I dati

Costi in aumento, Confartigianato lancia un nuovo allarme sul settore alimentare La crisi in Iran e la chiusura dello Stretto di Hormuz amplificano le complessità strutturali che si vivono nell'isola

Foto Archivio Canva

Nuovo allarme dalle imprese artigianali sarde del settore alimentare. L’aumento dei costi diretti ha subito una ulteriore impennata con la nuova crisi scoppiata in Medio Oriente, l’ennesima negli ultimi sei anni. La denuncia arriva da Confartigianato Sardegna che cerca di lanciare un segnale alle istituzioni sulla salute di 2700 imprese sarde impegnate nel settore.

«Molti sono i fattori che impensieriscono le nostre aziende – afferma il presidente di Confartigianato Imprese Sardegna, Giacomo Meloni – ma ciò che oggi crea più preoccupazione è sicuramente il rincaro degli energetici: elettricità e gas in primis ma anche il gasolio per l’autotrasporto. Il settore si aspetta un contraccolpo importante proprio sull’energia, già nei giorni passati, in fatti, le aziende sono state avvertite dai fornitori del fatto che con l’inizio di aprile i prezzi verranno ritoccati al rialzo». Materie prime, energia, packaging: ogni aspetto della produzione, dalla prima fase a quella finale, è già soggetta ad aumenti che andranno a impattare prima su imprese e lavoratori e, di conseguenza, sui consumatori finali, che già nell’ultimo mese hanno visto – come evidenziato dai dati preliminari Istat – un aumento dei costi del carrello della spesa.

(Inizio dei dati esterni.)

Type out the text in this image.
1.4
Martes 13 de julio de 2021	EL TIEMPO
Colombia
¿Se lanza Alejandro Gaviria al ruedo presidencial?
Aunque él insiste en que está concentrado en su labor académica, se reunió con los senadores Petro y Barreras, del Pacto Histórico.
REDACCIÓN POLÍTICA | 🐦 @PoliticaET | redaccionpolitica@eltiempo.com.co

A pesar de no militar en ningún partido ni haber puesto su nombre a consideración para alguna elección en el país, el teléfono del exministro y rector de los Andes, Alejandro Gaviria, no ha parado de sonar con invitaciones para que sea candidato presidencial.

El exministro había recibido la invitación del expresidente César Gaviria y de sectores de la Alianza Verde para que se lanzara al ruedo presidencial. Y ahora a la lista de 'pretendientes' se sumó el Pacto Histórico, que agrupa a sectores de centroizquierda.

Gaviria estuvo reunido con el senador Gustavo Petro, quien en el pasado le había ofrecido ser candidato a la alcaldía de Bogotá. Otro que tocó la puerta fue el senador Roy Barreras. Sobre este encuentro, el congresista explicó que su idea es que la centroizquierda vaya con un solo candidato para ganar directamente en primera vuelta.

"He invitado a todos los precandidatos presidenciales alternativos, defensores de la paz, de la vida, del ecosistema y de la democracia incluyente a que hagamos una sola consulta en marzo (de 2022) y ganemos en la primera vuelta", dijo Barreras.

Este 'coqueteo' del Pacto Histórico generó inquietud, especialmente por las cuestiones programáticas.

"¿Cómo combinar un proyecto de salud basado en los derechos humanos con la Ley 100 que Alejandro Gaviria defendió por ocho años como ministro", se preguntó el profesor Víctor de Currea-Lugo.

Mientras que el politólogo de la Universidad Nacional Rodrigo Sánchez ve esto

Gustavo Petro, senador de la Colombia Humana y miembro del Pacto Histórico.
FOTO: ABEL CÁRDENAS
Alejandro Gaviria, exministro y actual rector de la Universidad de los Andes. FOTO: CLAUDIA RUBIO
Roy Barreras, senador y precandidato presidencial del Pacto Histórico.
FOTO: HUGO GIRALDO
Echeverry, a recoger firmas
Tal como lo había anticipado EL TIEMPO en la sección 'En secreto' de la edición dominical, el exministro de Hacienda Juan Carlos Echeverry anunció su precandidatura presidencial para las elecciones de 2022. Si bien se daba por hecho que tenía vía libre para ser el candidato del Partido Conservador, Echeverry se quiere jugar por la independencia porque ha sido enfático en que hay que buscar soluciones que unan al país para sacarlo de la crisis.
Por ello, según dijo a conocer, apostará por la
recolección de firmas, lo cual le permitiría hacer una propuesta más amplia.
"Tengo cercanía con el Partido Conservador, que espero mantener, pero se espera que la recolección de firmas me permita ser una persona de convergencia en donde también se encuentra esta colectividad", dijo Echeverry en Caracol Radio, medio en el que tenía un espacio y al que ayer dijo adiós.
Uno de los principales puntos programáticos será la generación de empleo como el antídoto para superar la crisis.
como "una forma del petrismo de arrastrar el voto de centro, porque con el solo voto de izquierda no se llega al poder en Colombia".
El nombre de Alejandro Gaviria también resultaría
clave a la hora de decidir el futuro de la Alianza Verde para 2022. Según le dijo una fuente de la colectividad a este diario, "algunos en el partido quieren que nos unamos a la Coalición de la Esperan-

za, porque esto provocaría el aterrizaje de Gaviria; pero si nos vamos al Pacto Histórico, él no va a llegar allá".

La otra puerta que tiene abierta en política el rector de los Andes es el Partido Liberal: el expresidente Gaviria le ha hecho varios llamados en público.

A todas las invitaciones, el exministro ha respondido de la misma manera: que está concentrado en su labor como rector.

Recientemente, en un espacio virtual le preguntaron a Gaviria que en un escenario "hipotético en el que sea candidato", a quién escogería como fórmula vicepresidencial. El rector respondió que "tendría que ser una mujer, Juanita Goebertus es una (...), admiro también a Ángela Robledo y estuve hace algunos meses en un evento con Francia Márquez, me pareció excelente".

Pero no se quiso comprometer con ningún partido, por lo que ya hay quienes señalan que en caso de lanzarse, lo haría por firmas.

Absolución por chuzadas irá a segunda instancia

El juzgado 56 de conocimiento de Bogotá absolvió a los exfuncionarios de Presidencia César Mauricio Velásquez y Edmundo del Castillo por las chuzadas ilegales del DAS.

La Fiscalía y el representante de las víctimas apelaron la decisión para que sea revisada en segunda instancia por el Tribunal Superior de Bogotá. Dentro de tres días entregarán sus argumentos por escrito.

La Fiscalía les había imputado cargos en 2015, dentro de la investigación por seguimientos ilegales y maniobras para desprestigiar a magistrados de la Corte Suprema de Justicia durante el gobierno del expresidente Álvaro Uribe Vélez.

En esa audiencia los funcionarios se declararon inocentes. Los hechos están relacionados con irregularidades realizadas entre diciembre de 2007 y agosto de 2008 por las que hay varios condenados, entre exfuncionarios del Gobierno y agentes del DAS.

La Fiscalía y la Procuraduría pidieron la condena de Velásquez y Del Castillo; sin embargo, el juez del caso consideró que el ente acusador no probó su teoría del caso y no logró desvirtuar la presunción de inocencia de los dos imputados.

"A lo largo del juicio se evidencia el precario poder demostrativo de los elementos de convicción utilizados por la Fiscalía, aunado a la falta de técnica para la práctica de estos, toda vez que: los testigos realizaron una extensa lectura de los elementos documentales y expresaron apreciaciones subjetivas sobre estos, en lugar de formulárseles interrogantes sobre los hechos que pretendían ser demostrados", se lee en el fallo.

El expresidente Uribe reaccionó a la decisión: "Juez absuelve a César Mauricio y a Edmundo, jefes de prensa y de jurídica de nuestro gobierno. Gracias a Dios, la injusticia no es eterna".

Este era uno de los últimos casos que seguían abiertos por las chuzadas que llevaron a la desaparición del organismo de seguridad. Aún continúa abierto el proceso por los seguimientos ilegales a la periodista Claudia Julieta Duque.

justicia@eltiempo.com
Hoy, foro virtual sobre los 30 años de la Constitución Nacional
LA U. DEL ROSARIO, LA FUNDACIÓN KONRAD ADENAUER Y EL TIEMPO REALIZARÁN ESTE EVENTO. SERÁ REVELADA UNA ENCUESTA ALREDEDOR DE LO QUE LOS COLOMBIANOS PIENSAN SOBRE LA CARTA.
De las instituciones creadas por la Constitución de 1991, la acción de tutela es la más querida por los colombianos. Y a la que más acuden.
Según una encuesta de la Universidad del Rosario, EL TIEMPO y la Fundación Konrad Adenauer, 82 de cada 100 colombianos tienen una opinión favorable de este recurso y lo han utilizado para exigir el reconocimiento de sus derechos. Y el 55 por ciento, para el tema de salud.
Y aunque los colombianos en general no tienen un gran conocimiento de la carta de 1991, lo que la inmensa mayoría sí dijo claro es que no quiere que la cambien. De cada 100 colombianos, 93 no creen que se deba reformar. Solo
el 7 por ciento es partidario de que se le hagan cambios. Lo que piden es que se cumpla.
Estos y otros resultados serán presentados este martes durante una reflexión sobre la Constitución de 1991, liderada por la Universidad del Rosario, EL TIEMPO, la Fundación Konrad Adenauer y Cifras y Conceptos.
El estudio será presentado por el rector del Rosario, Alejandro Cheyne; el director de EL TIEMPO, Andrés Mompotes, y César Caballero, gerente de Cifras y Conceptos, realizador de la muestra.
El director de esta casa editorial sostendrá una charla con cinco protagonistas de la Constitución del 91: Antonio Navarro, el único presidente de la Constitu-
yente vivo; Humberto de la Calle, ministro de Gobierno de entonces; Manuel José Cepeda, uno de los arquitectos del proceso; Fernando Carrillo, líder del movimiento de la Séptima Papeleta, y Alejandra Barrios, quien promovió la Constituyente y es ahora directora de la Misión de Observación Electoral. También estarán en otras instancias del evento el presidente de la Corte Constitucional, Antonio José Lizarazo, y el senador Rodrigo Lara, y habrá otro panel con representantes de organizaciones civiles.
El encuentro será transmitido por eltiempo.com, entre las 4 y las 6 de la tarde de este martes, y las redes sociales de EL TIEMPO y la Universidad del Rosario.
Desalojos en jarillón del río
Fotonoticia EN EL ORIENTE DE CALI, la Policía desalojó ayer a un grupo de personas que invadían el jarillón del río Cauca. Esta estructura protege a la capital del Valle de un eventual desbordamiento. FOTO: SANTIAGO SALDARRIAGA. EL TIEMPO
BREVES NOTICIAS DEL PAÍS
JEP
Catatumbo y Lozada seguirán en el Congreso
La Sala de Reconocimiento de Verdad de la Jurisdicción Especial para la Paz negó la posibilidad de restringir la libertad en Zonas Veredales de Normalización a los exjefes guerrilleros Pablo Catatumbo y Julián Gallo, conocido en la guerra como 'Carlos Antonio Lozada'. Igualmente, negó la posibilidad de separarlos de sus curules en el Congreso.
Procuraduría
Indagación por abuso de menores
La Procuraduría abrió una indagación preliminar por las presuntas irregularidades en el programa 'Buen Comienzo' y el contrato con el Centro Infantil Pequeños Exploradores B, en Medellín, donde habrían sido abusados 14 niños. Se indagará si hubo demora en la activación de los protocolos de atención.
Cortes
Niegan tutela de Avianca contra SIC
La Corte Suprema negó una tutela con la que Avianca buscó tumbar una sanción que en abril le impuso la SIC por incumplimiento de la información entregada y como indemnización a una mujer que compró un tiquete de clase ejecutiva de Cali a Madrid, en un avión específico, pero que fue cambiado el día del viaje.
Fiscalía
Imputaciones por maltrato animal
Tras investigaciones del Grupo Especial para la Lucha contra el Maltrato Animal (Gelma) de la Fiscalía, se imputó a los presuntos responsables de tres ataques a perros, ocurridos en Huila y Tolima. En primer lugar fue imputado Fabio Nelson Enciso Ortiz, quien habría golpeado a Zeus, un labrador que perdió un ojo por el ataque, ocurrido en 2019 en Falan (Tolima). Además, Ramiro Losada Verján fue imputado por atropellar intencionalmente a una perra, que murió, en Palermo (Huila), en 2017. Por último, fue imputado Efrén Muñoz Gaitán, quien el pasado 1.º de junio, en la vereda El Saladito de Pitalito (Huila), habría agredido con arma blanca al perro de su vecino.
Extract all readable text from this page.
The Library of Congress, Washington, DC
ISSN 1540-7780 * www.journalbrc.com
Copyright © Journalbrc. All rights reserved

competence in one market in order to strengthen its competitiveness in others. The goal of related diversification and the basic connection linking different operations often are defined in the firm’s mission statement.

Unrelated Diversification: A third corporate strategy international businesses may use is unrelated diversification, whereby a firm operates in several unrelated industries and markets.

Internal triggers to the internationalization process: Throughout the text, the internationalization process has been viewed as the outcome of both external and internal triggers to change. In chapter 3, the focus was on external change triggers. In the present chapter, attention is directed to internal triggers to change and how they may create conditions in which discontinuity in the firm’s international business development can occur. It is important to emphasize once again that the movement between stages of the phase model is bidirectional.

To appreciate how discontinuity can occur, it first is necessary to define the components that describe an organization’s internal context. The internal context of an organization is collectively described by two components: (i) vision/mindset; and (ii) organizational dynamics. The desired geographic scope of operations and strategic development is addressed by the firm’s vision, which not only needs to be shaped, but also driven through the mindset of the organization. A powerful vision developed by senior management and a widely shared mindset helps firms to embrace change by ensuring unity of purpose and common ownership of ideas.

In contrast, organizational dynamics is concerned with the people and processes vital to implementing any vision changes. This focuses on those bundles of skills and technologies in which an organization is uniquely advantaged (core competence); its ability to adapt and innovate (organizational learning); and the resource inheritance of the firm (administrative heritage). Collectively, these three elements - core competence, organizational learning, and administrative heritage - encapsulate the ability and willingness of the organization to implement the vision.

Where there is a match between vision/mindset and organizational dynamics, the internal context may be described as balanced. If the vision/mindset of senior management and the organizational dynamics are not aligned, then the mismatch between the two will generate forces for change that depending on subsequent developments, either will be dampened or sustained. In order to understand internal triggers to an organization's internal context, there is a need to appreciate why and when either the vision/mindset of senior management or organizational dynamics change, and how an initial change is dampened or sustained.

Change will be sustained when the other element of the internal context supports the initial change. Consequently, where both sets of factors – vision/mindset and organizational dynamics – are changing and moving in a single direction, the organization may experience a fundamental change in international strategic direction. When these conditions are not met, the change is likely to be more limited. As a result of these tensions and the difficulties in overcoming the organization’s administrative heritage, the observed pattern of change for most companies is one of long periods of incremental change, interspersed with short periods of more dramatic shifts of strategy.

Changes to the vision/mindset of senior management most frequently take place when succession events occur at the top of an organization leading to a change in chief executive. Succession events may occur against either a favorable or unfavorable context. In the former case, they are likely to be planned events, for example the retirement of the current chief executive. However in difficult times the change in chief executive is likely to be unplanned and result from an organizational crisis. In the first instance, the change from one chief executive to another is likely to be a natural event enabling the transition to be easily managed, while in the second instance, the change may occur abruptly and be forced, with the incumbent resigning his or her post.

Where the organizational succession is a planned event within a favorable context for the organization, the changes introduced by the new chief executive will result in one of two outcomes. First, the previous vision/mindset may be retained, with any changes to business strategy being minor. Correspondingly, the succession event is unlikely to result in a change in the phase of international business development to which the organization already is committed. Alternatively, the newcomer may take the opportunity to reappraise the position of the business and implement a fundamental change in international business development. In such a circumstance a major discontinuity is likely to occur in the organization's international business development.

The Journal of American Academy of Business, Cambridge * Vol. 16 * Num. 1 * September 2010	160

Gli artigiani del settore alimentare hanno segnalato soprattutto i rincari di un’energia che è fondamentale per portare avanti il proprio lavoro: secondo quanto raccolto da Confartigianato, il costo del gas con cui si alimentano i forni è aumentato del 57%, con il prezzo a metro cubo che ha subito un impennata toccando il prezzo di 1,10 euro (da 0,70 centesimi di euro). Le stime elaborate dai consorzi energia di Confartigianato ipotizzano,invece, per l’energia elettrica un aumento del costo della materia prima che varia, a seconda della tipologia delle aziende, del 7-9% rispetto a gennaio e del 21-24% rispetto a febbraio. In fattura, tenendo conto di tutte le voci (trasporto e oneri di sistema), si ipotizza un aumento finale dal 2% al 3% in marzo (su gennaio) e dal 7% all’11% di marzo (su febbraio). Ma ad avere effetti sul prezzo finale sono anche i costi delle materie prime: un chiaro esempio sono i prezzi in crescita di cacao (+17,0% su base annua), caffè (+12,9%) e cioccolato (+6,8%). Il rischio è che dai beni primari si scateni ulteriore inflazione. «Un vero peccato perché il settore dell’alimentazione artigianale riusciva a tenere duro dopo il covid, la guerra in Ucraina e i dazi americani – aggiunge il Presidente di Confartigianato Sardegna – la clientela stava dimostrando attenzione all’importanza di consumare alimenti locali, di qualità, fatti con materie prime garantite, made in Italy, certificate».